Zaktualizowaną listę ogłosiła Międzynarodowa Unia Ochrony Przyrody —IUCN — obecnie obejmuje ona już 20 934 pozycji czyli o 1117 więcej niż w ubiegłym roku. Monitoring obejmuje ogółem 70 294 gatunki.

- Musimy skoncentrować wysiłki konserwatorskie na konkretnych gatunkach, nie wolno rozpraszać sił jeśli poważnie liczymy na zahamowanie zjawiska wygasania gatunków i dramatycznie malejącej bioróżnorodności — powiedział Jane Smart, dyrektor oddziału bioróżnorodności w IUCN.

Na listę zostały wpisane w tym roku między innymi cedry libańskie, kalifornijskie sosny Montereyi i ślimaki morskie — te ostatnie szczególnie zagrożone przez przemysł kosmetyczny wykorzystujący ich skorupy do produkcji środków pielęgnacyjnych.

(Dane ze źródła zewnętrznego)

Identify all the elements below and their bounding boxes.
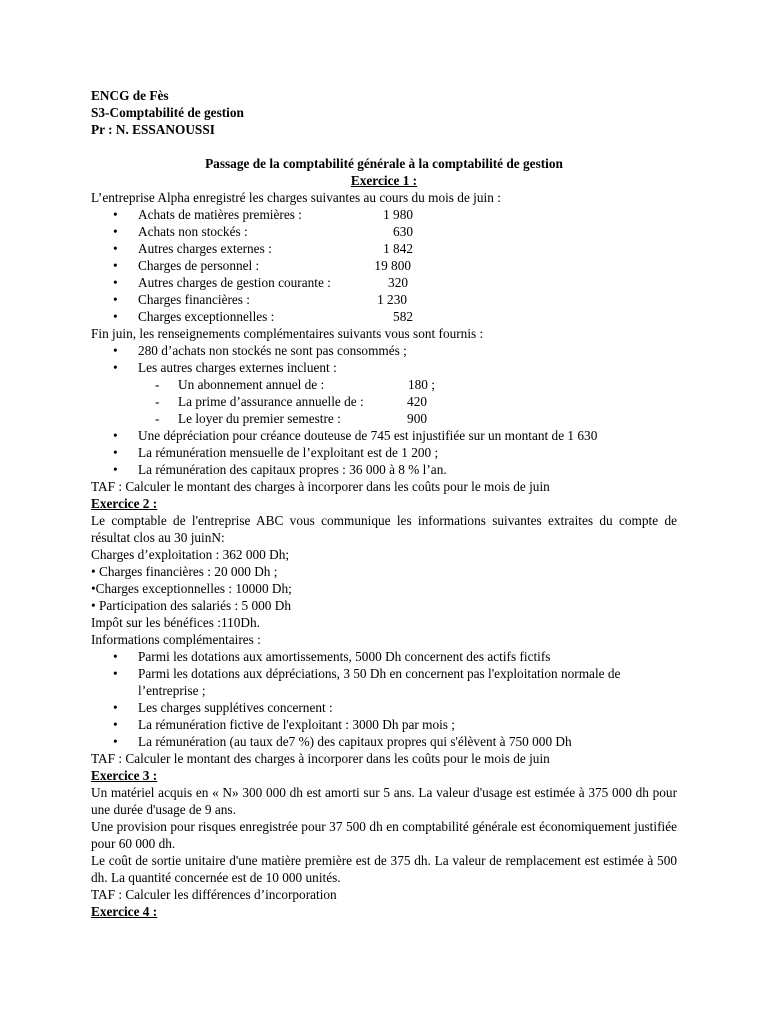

Natomiast z listy zniknęły trzy gatunki, uznane za wymarłe: jaszczurki z Zielonego Przylądka wyniszczone przez szczury i koty, małe ryby z rzeki Santa Cruz w Arizonie, pozbawione środowiska z powodu obniżenia poziomu wody oraz słodkowodne krewetki niezdolne do życia w wodzie zanieczyszczonej miejskimi ściekami.